Homs is one of the cities hit hardest by the regime crackdown on mass protests that erupted in March 2011 and sought President Bashar Assad’s ouster.
Sporadic shelling by regime forces began late Friday and continued Saturday, said the Britain-based Syrian Observatory for Human Rights, an activist group. The Observatory said one civilian was killed, the first to die in a shelling attack since the cease-fire.
“I can see black smoke billowing from a building that was hit in Jouret el-Shayah,” local activist Tarek Badrakhan, based in the neighborhood of Khaldiyeh, told The Associated Press via Skype.
Badrakhan said the body of the man remained in the street for several hours, with people unable to approach it due to the shelling and sniper fire.
A video posted online by an activist said to be taken in Homs showed shells landing in a heavily damaged street. The Observatory said regime forces also fired mortar shells at neighborhoods in Homs throughout the day.
Syria’s state-run news agency SANA, meanwhile, said rebel fighters fired rocket-propelled grenades at the Homs neighborhood of Zahra, a stronghold of regime supporters. The agency said rebels fired two grenades, waited for people to gather and then fired a third, killing one person and wounding 12.
The regime restricts access of foreign observers, including journalists, making it difficult to verify reports of violence independently.
In the northern city of Aleppo, Syria’s largest, four people were killed when security forces opened fire on a funeral procession, the Observatory said.
Also, troops conducted a wave of arrests in the Damascus suburb of Dumair, opening fire on a car that then exploded, killing one man and wounding two others, the Observatory said.
In the southern province of Daraa, rebel gunmen ambushed a car carrying soldiers, killing two, the group reported.
In other attacks blamed on rebels, SANA said gunmen kidnapped army Col. Mohammed Eid Saturday in a suburb of the central city of Hama while on his way to work.
It also reported that gunmen stormed the house of local politician Mohammed Ismail al-Ahmad in the northern town of Tin, shot and wounded him, then took him to an unknown location, SANA said. The agency said Ahmad had been planning to run for parliament.
Activists have reported a total of 17 people killed by regime forces since Thursday, while five people were killed in apparent rebel attacks. Those numbers are still much smaller than the norm before the truce.
Arms from Iran to Syria
In Germany, the Der Spiegel weekly said the German government was looking into a report that weapons bound for the Syrian regime had been loaded on a German-owned ship. Der Spiegel said the Atlantic Cruiser was halted in the Mediterranean after its owners were warned it was suspected to be carrying Iranian military equipment to Tartus, Syria.

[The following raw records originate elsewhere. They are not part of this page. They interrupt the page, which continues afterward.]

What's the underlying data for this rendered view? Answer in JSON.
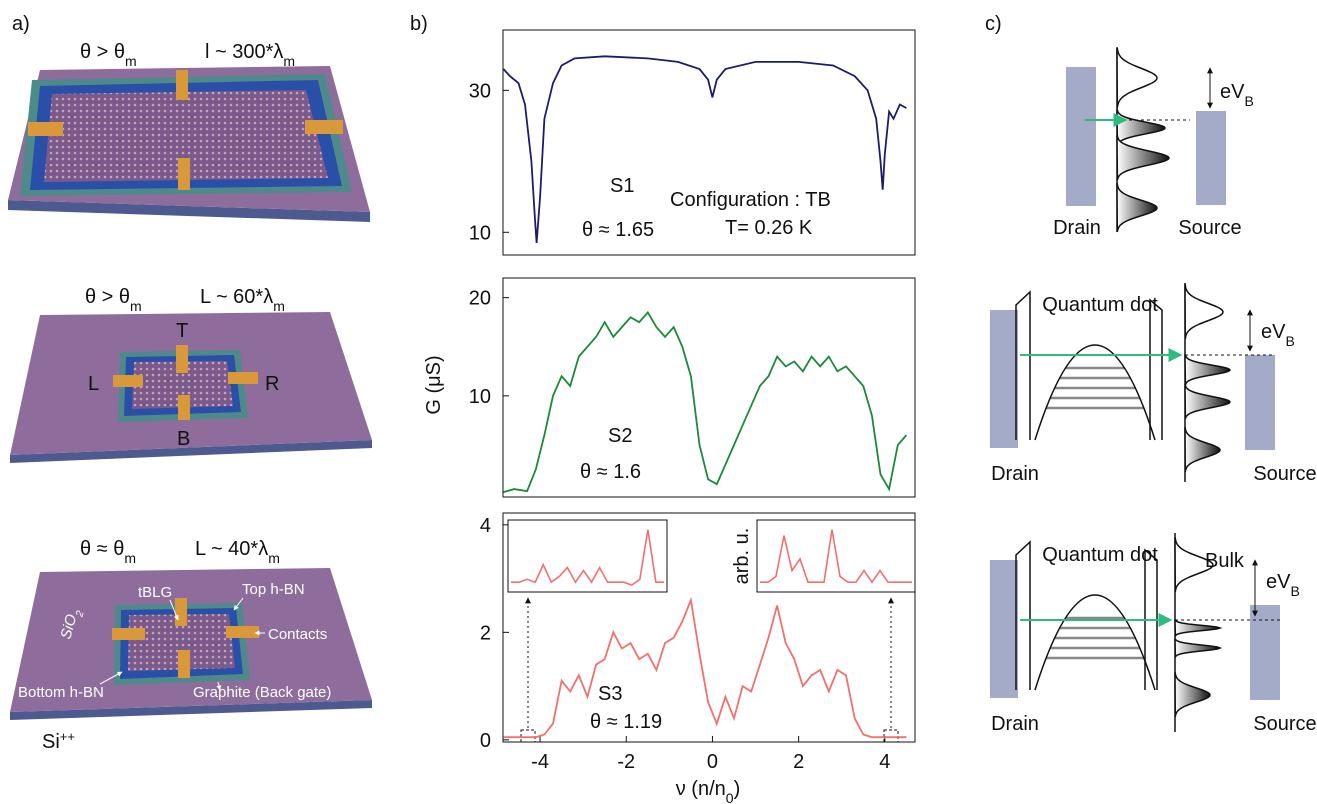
{
  "panel_labels": [
    "a)",
    "b)",
    "c)"
  ],
  "panel_a": {
    "devices": [
      {
        "angle": {
          "main": "θ > θ",
          "sub": "m"
        },
        "length": {
          "main": "l ~ 300*λ",
          "sub": "m"
        }
      },
      {
        "angle": {
          "main": "θ > θ",
          "sub": "m"
        },
        "length": {
          "main": "L ~ 60*λ",
          "sub": "m"
        },
        "contacts": [
          "T",
          "L",
          "R",
          "B"
        ]
      },
      {
        "angle": {
          "main": "θ ≈ θ",
          "sub": "m"
        },
        "length": {
          "main": "L ~ 40*λ",
          "sub": "m"
        },
        "labels": {
          "substrate": {
            "main": "SiO",
            "sub": "2"
          },
          "tblg": "tBLG",
          "top": "Top h-BN",
          "contacts": "Contacts",
          "bottom": "Bottom h-BN",
          "graphite": "Graphite (Back gate)",
          "silicon": {
            "main": "Si",
            "sup": "++"
          }
        }
      }
    ]
  },
  "chart_data": [
    {
      "type": "line",
      "color": "#1c1c6b",
      "x": [
        -4.85,
        -4.7,
        -4.5,
        -4.35,
        -4.2,
        -4.12,
        -4.08,
        -4.0,
        -3.9,
        -3.7,
        -3.5,
        -3.2,
        -2.5,
        -1.5,
        -0.8,
        -0.3,
        -0.1,
        0,
        0.1,
        0.3,
        1,
        2,
        2.8,
        3.3,
        3.6,
        3.8,
        3.9,
        3.95,
        4.0,
        4.1,
        4.2,
        4.35,
        4.5
      ],
      "values": [
        33,
        32,
        31,
        28,
        20,
        12,
        8.5,
        15,
        26,
        31,
        33.5,
        34.5,
        34.8,
        34.5,
        34,
        33,
        31.5,
        29,
        31.5,
        33,
        34,
        34,
        33.5,
        32,
        30,
        26,
        20,
        16,
        21,
        27,
        26,
        28,
        27.5
      ],
      "xlim": [
        -4.86,
        4.7
      ],
      "ylim": [
        6.8,
        38.5
      ],
      "yticks": [
        10,
        30
      ],
      "annotations": [
        "S1",
        "θ ≈ 1.65",
        "Configuration : TB",
        "T= 0.26 K"
      ]
    },
    {
      "type": "line",
      "color": "#1a8a3a",
      "x": [
        -4.85,
        -4.6,
        -4.3,
        -4.1,
        -3.9,
        -3.7,
        -3.5,
        -3.3,
        -3.1,
        -2.9,
        -2.7,
        -2.5,
        -2.3,
        -2.1,
        -1.9,
        -1.7,
        -1.5,
        -1.3,
        -1.1,
        -0.9,
        -0.7,
        -0.5,
        -0.3,
        -0.1,
        0.1,
        0.3,
        0.5,
        0.7,
        0.9,
        1.1,
        1.3,
        1.5,
        1.7,
        1.9,
        2.1,
        2.3,
        2.5,
        2.7,
        2.9,
        3.1,
        3.3,
        3.5,
        3.7,
        3.9,
        4.1,
        4.3,
        4.5
      ],
      "values": [
        0.2,
        0.5,
        0.3,
        2.5,
        6,
        10,
        12,
        11,
        14,
        15,
        16,
        17.5,
        16,
        17,
        18,
        17.5,
        18.5,
        17,
        16,
        17,
        15,
        12,
        5,
        1.5,
        1,
        3,
        5,
        7,
        9,
        11,
        12,
        14,
        13,
        13.5,
        12.5,
        14,
        13,
        14,
        12.5,
        13,
        12,
        11,
        8,
        2,
        0.5,
        5,
        6
      ],
      "xlim": [
        -4.86,
        4.7
      ],
      "ylim": [
        -0.3,
        22
      ],
      "yticks": [
        10,
        20
      ],
      "y_label": "G (μS)",
      "annotations": [
        "S2",
        "θ ≈ 1.6"
      ]
    },
    {
      "type": "line",
      "color": "#f07070",
      "x": [
        -4.85,
        -4.6,
        -4.3,
        -4.1,
        -3.9,
        -3.7,
        -3.5,
        -3.3,
        -3.1,
        -2.9,
        -2.7,
        -2.5,
        -2.3,
        -2.1,
        -1.9,
        -1.7,
        -1.5,
        -1.3,
        -1.1,
        -0.9,
        -0.7,
        -0.5,
        -0.3,
        -0.1,
        0.1,
        0.3,
        0.5,
        0.7,
        0.9,
        1.1,
        1.3,
        1.5,
        1.7,
        1.9,
        2.1,
        2.3,
        2.5,
        2.7,
        2.9,
        3.1,
        3.3,
        3.5,
        3.7,
        3.9,
        4.1,
        4.3,
        4.5
      ],
      "values": [
        0.05,
        0.05,
        0.05,
        0.05,
        0.1,
        0.3,
        1.1,
        0.9,
        1.2,
        0.8,
        1.4,
        1.5,
        2.0,
        1.7,
        1.8,
        1.5,
        1.6,
        1.3,
        1.8,
        1.9,
        2.2,
        2.6,
        1.6,
        0.7,
        0.3,
        0.8,
        0.4,
        1.0,
        0.9,
        1.4,
        1.9,
        2.5,
        1.8,
        1.5,
        1.0,
        1.2,
        1.3,
        0.9,
        1.3,
        1.2,
        0.4,
        0.1,
        0.05,
        0.05,
        0.05,
        0.05,
        0.05
      ],
      "xlim": [
        -4.86,
        4.7
      ],
      "ylim": [
        -0.04,
        4.22
      ],
      "yticks": [
        0,
        2,
        4
      ],
      "xticks": [
        -4,
        -2,
        0,
        2,
        4
      ],
      "x_label": {
        "main": "ν (n/n",
        "sub": "0",
        "tail": ")"
      },
      "annotations": [
        "S3",
        "θ ≈ 1.19"
      ],
      "inset_label": "arb. u.",
      "insets": [
        {
          "ylim": [
            0,
            1.1
          ],
          "values": [
            0.1,
            0.1,
            0.15,
            0.1,
            0.4,
            0.1,
            0.2,
            0.35,
            0.1,
            0.3,
            0.1,
            0.35,
            0.1,
            0.1,
            0.1,
            0.05,
            0.15,
            1,
            0.1,
            0.1
          ]
        },
        {
          "ylim": [
            0,
            1.1
          ],
          "values": [
            0.1,
            0.1,
            0.2,
            0.9,
            0.3,
            0.5,
            0.1,
            0.1,
            0.1,
            1,
            0.2,
            0.1,
            0.1,
            0.3,
            0.1,
            0.3,
            0.1,
            0.1,
            0.1,
            0.1
          ]
        }
      ]
    }
  ],
  "panel_c": {
    "diagrams": [
      {
        "energy": {
          "main": "eV",
          "sub": "B"
        },
        "drain": "Drain",
        "source": "Source"
      },
      {
        "dot": "Quantum dot",
        "energy": {
          "main": "eV",
          "sub": "B"
        },
        "drain": "Drain",
        "source": "Source"
      },
      {
        "dot": "Quantum dot",
        "bulk": "Bulk",
        "energy": {
          "main": "eV",
          "sub": "B"
        },
        "drain": "Drain",
        "source": "Source"
      }
    ]
  }
}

Der Spiegel quoted shipping agent Torsten Lueddeke of Hamburg-based C.E.G. Bulk Chartering as saying: “We stopped the ship after we received information on the weapons cargo.” He said the ship was chartered to Ukraine-based White Whale Shipping, and that the Ukrainian company said the ship was carrying pumps and similar equipment.
Neither C.E.G. nor the ship’s owner were immediately reachable. The German Economy Ministry said it looks into all suspected embargo breaches but didn’t yet have details of the case.